By AFP - Oct 05,2017 - Last updated at Oct 05,2017

This file photo, taken on July 12, 2017, shows the entrance of Khan Sheikhoun, a rebel-held town in the northwestern Syrian Idlib province, 100 days following a suspected toxic gas attack that was reported to have killed 88 people, including 31 children (AFP photo)

THE HAGUE — Sarin nerve agent was used in an “incident” at a northern Syrian village in late March, five days before the deadly attack on Khan Sheikhoun, the world's chemical watchdog said Wednesday.

"Analysis of samples collected [by the OPCW]... relates to an incident that took place again in the northern part of Syria on the 30th of March this year," the head of the Organisation for the Prohibition of Chemical Weapons [OPCW] told AFP in an interview.

"The results prove the existence of sarin," Ahmet Uzumcu said.

The Khan Sheikhoun attack on April 4 was previously believed to have been the first use of sarin since the deadly August 2013 attack in and around Damascus which killed hundreds of people.

Two days after Khan Sheikhoun incident, the United States fired 59 Tomahawk missiles at a Syrian airbase from which it said the attack was launched.

At least 87 people including 30 children died in the attack on Khan Sheikhoun, a town in the opposition-held province of Idlib.

But Uzumcu said Wednesday sarin had also been used in the opposition-held village called Latamneh, some 25 kilometres  south of Khan Sheikhoun on March 30.

"What we know at the moment is not much. Fifty people were reportedly injured. There were no deaths reported," he said.

He said the OPCW's fact-finding mission had retrieved soil samples, clothing and metal parts "which were sent to our laboratories and we received the results a few days ago”.

It is "worrying that there is some sarin use or exposure even before the April 4 incident", he said.

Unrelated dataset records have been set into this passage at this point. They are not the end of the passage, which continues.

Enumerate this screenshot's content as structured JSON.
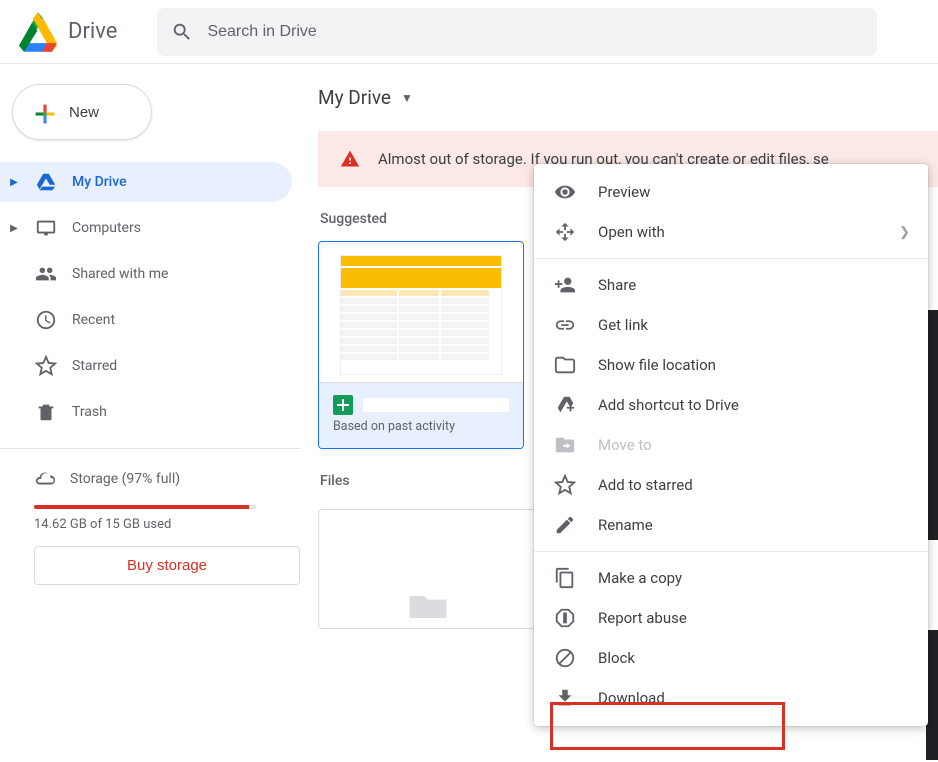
{
  "header": {
    "title": "Drive",
    "search_placeholder": "Search in Drive"
  },
  "sidebar": {
    "new_label": "New",
    "items": [
      {
        "label": "My Drive"
      },
      {
        "label": "Computers"
      },
      {
        "label": "Shared with me"
      },
      {
        "label": "Recent"
      },
      {
        "label": "Starred"
      },
      {
        "label": "Trash"
      }
    ],
    "storage_label": "Storage (97% full)",
    "storage_used": "14.62 GB of 15 GB used",
    "buy_label": "Buy storage"
  },
  "main": {
    "breadcrumb": "My Drive",
    "warning_text": "Almost out of storage. If you run out, you can't create or edit files, se",
    "suggested_label": "Suggested",
    "card_subtext": "Based on past activity",
    "files_label": "Files"
  },
  "menu": {
    "preview": "Preview",
    "open_with": "Open with",
    "share": "Share",
    "get_link": "Get link",
    "show_location": "Show file location",
    "add_shortcut": "Add shortcut to Drive",
    "move_to": "Move to",
    "add_starred": "Add to starred",
    "rename": "Rename",
    "make_copy": "Make a copy",
    "report_abuse": "Report abuse",
    "block": "Block",
    "download": "Download"
  }
}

Uzumcu pointed out that the OPCW's fact-finding mission team was unlikely to visit the area, where fighting is still ongoing between Syrian government forces and armed opposition groups.

"The [fact-finding team] is making every effort to contact the victims," Uzumcu said.

Syria's government has denied involvement and claims it no longer possesses chemical weapons after a 2013 agreement under which it pledged to surrender its chemical arsenal.

The OPCW earlier this year presented a report confirming sarin gas was used in the attack at Khan Sheikhoun, but did not assign blame.

But UN war crimes investigators last month said they had evidence that Syrian forces were behind the attacks, the first UN report to officially blame the Assad regime.

Damascus has vehemently refuted the claims saying “Syria has not and will not use toxic gases against its people because it does not have them”.

In total, the OPCW is studying as many as 45 suspected chemical attacks in Syria since mid-2016, the watchdog said in April. 

The JIM, a joint OPCW-United Nations panel which reports to the UN Security Council, is now probing the question of responsibility and its report on the attack is due within the next few weeks.

The JIM has already determined that Syrian government forces were responsible for chlorine attacks on three villages in 2014 and 2015, and that the Daesh terror group used mustard gas in 2015.

Uzumcu told AFP he did not believe there would be any difference between the JIM’s findings on Khan Sheikhun and those of the OPCW’s fact-finding mission about the use of sarin.

“The challenge is of course to identify the actors of these attacks. They should certainly be held accountable, prosecuted and punished,” Uzumcu said.

 

“That’s the only way to keep strong the international norm against the use of chemical weapons,” he said.